Uma das pesquisas tem à frente Aldo José Gorgatti Zarbin, professor do Departamento de Química da Universidade Federal do Paraná (UFPR) e que pesquisa o tema há 28 anos. O docente, junto com pesquisadores do laboratório que coordena, o Grupo de Química de Materiais (GQM), usou o sódio encontrado no sal de cozinha para criar um protótipo de bateria funcional que reúne, simultaneamente e de forma inédita para o setor, três características: é flexível, transparente e funciona em meio aquoso, eliminando riscos de explosões.

A bateria foi desenvolvida durante o mestrado, o doutorado e o projeto de pós-doutorado da pesquisadora Maria Karolina Ramos. Os atributos possibilitam uma série de aplicações inovadoras das baterias, desde eletrônicos vestíveis até janelas inteligentes.

O estudo foi capa recente da revista Sustainable Energy & Fuels, da Royal Society of Chemistry. A pesquisa ainda rendeu uma premiação ao professor no Prêmio Paranaense de Ciência e Tecnologia, iniciativa do governo do Paraná que reconhece profissionais que contribuem para a produção científica e tecnológica do estado.
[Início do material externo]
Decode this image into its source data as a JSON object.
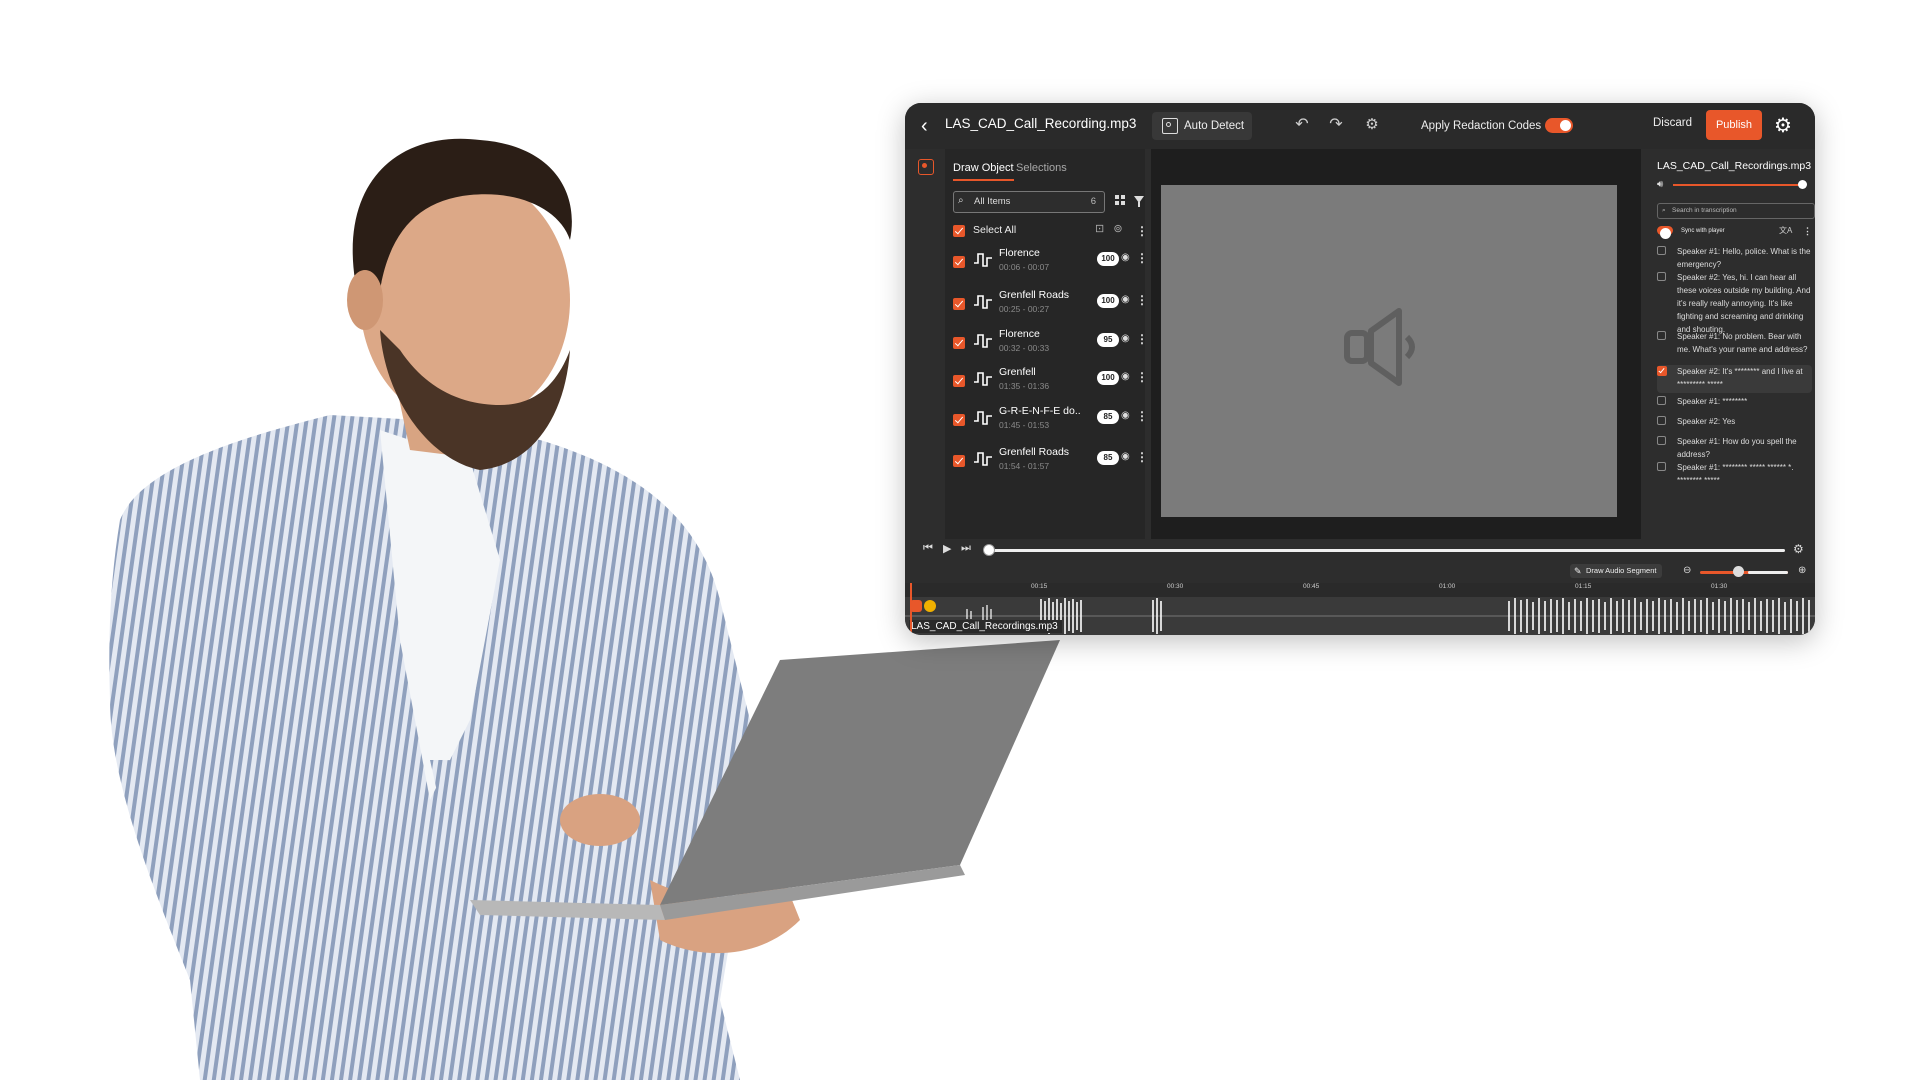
{
  "app": {
    "title": "LAS_CAD_Call_Recording.mp3",
    "auto_detect_label": "Auto Detect",
    "apply_redaction_label": "Apply Redaction Codes",
    "discard_label": "Discard",
    "publish_label": "Publish",
    "accent_color": "#e8572a"
  },
  "panel": {
    "tabs": [
      "Draw Object",
      "Selections"
    ],
    "active_tab": "Draw Object",
    "search_placeholder": "All Items",
    "item_count": "6",
    "select_all_label": "Select All",
    "items": [
      {
        "name": "Florence",
        "time": "00:06 - 00:07",
        "score": "100"
      },
      {
        "name": "Grenfell Roads",
        "time": "00:25 - 00:27",
        "score": "100"
      },
      {
        "name": "Florence",
        "time": "00:32 - 00:33",
        "score": "95"
      },
      {
        "name": "Grenfell",
        "time": "01:35 - 01:36",
        "score": "100"
      },
      {
        "name": "G-R-E-N-F-E do..",
        "time": "01:45 - 01:53",
        "score": "85"
      },
      {
        "name": "Grenfell Roads",
        "time": "01:54 - 01:57",
        "score": "85"
      }
    ]
  },
  "transcript": {
    "title": "LAS_CAD_Call_Recordings.mp3",
    "search_placeholder": "Search in transcription",
    "sync_label": "Sync with player",
    "segments": [
      {
        "text": "Speaker #1: Hello, police. What is the emergency?",
        "checked": false
      },
      {
        "text": "Speaker #2: Yes, hi. I can hear all these voices outside my building. And it's really really annoying. It's like fighting and screaming and drinking and shouting.",
        "checked": false
      },
      {
        "text": "Speaker #1: No problem. Bear with me. What's your name and address?",
        "checked": false
      },
      {
        "text": "Speaker #2: It's ******** and I live at ********* *****",
        "checked": true
      },
      {
        "text": "Speaker #1: ********",
        "checked": false
      },
      {
        "text": "Speaker #2: Yes",
        "checked": false
      },
      {
        "text": "Speaker #1: How do you spell the address?",
        "checked": false
      },
      {
        "text": "Speaker #1: ******** ***** ****** *. ******** *****",
        "checked": false
      }
    ]
  },
  "timeline": {
    "draw_audio_segment_label": "Draw Audio Segment",
    "tick_labels": [
      "00:15",
      "00:30",
      "00:45",
      "01:00",
      "01:15",
      "01:30"
    ],
    "file_name": "LAS_CAD_Call_Recordings.mp3",
    "player_progress": 0.0,
    "zoom_level": 0.35
  },
  "icons": {
    "back": "chevron-left-icon",
    "auto_detect": "target-icon",
    "undo": "undo-icon",
    "redo": "redo-icon",
    "settings": "gear-icon",
    "speaker": "speaker-icon"
  }
}
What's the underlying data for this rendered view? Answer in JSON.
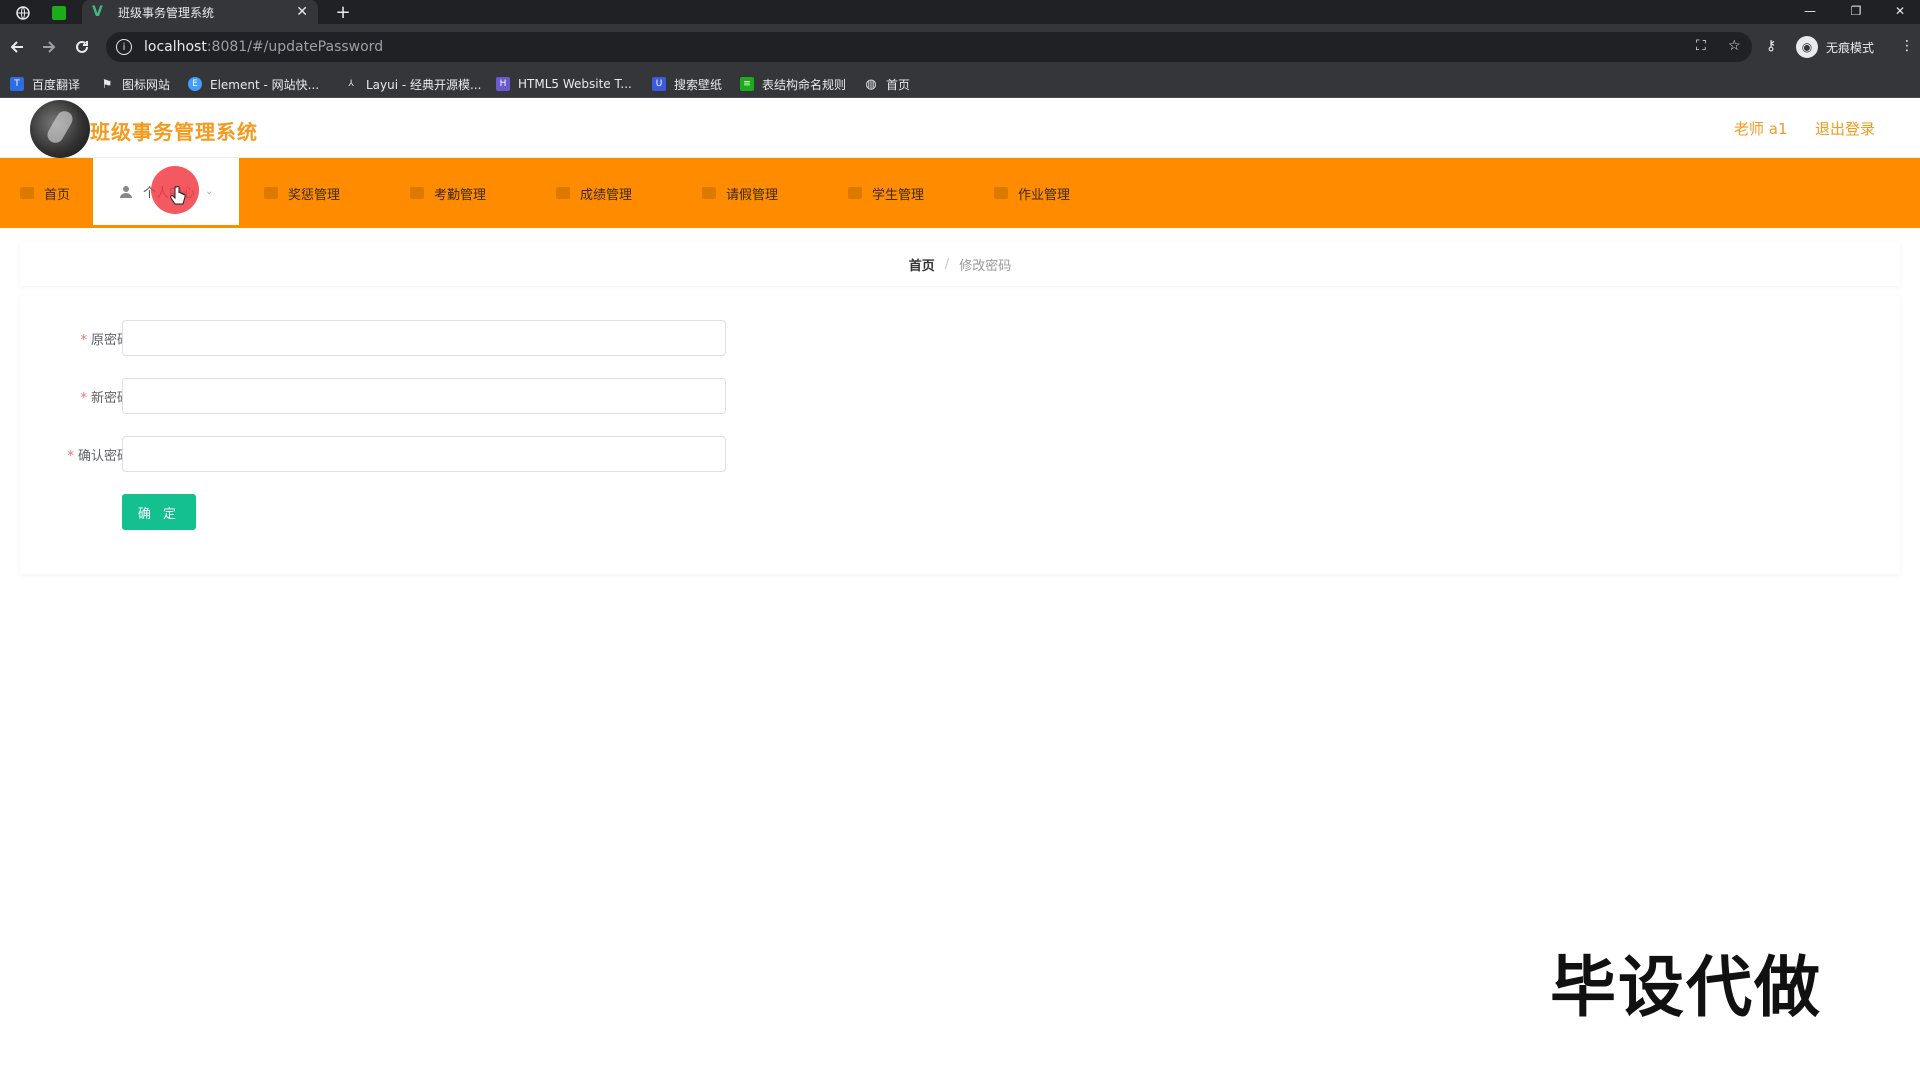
{
  "browser": {
    "tab_title": "班级事务管理系统",
    "url_host": "localhost",
    "url_rest": ":8081/#/updatePassword",
    "profile_label": "无痕模式",
    "bookmarks": [
      {
        "label": "百度翻译",
        "color": "#2b6de5",
        "icon": "translate-icon"
      },
      {
        "label": "图标网站",
        "color": "#555555",
        "icon": "flag-icon"
      },
      {
        "label": "Element - 网站快...",
        "color": "#409eff",
        "icon": "element-icon"
      },
      {
        "label": "Layui - 经典开源模...",
        "color": "#555555",
        "icon": "layui-icon"
      },
      {
        "label": "HTML5 Website T...",
        "color": "#6a5acd",
        "icon": "html5-icon"
      },
      {
        "label": "搜索壁纸",
        "color": "#3b5bdb",
        "icon": "wallpaper-icon"
      },
      {
        "label": "表结构命名规则",
        "color": "#1aad19",
        "icon": "sheet-icon"
      },
      {
        "label": "首页",
        "color": "#555555",
        "icon": "globe-icon"
      }
    ]
  },
  "header": {
    "app_title": "班级事务管理系统",
    "user": "老师 a1",
    "logout": "退出登录"
  },
  "menu": {
    "items": [
      {
        "label": "首页",
        "icon": "home-icon"
      },
      {
        "label": "个人中心",
        "icon": "user-icon"
      },
      {
        "label": "奖惩管理",
        "icon": "award-icon"
      },
      {
        "label": "考勤管理",
        "icon": "attendance-icon"
      },
      {
        "label": "成绩管理",
        "icon": "grade-icon"
      },
      {
        "label": "请假管理",
        "icon": "leave-icon"
      },
      {
        "label": "学生管理",
        "icon": "student-icon"
      },
      {
        "label": "作业管理",
        "icon": "homework-icon"
      }
    ],
    "active_index": 1,
    "bar_color": "#ff8c00"
  },
  "breadcrumb": {
    "home": "首页",
    "separator": "/",
    "current": "修改密码"
  },
  "form": {
    "old_password_label": "原密码",
    "new_password_label": "新密码",
    "confirm_password_label": "确认密码",
    "required_mark": "*",
    "old_password_value": "",
    "new_password_value": "",
    "confirm_password_value": "",
    "submit_label": "确 定",
    "submit_color": "#13c08e"
  },
  "watermark": "毕设代做"
}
A motivação para o desenvolvimento da bateria, além de suas diferentes aplicações, também foi pensando na descarbonização da matriz energética, em uma busca por fontes de energia renováveis.

“Há pouco tempo tivemos a COP 30, falando sobre energia limpa e como é fundamental que a gente elimine combustível fóssil, para parar de emitir gás carbônico”, afirma o docente. “Uma das formas de você pegar energia é solar. Mas e à noite, quando não tem sol, como fica? Precisamos de bateria para armazenar essa energia, por isso elas são extremamente importantes no processo de descarbonização e de energia limpa”.

Nanoarquitetura abre caminho para baterias de sódio

O lítio é um metal leve, com grande capacidade de armazenamento de energia, encontrado principalmente em salmouras de lagos salgados ou em pegmatitos, que são rochas ígneas que contêm cristais e minerais ricos em elementos raros.

De acordo com o Serviço Geológico do Brasil (SGB), Chile, Austrália, Argentina e China detêm juntos cerca de 95% das reservas de lítio atualmente conhecidas no mundo. No Brasil, o metal é encontrado em depósitos de pegmatitos, especialmente nas áreas do Médio Jequitinhonha, em Minas Gerais, e da Província Pegmatítica da Borborema, na região Nordeste.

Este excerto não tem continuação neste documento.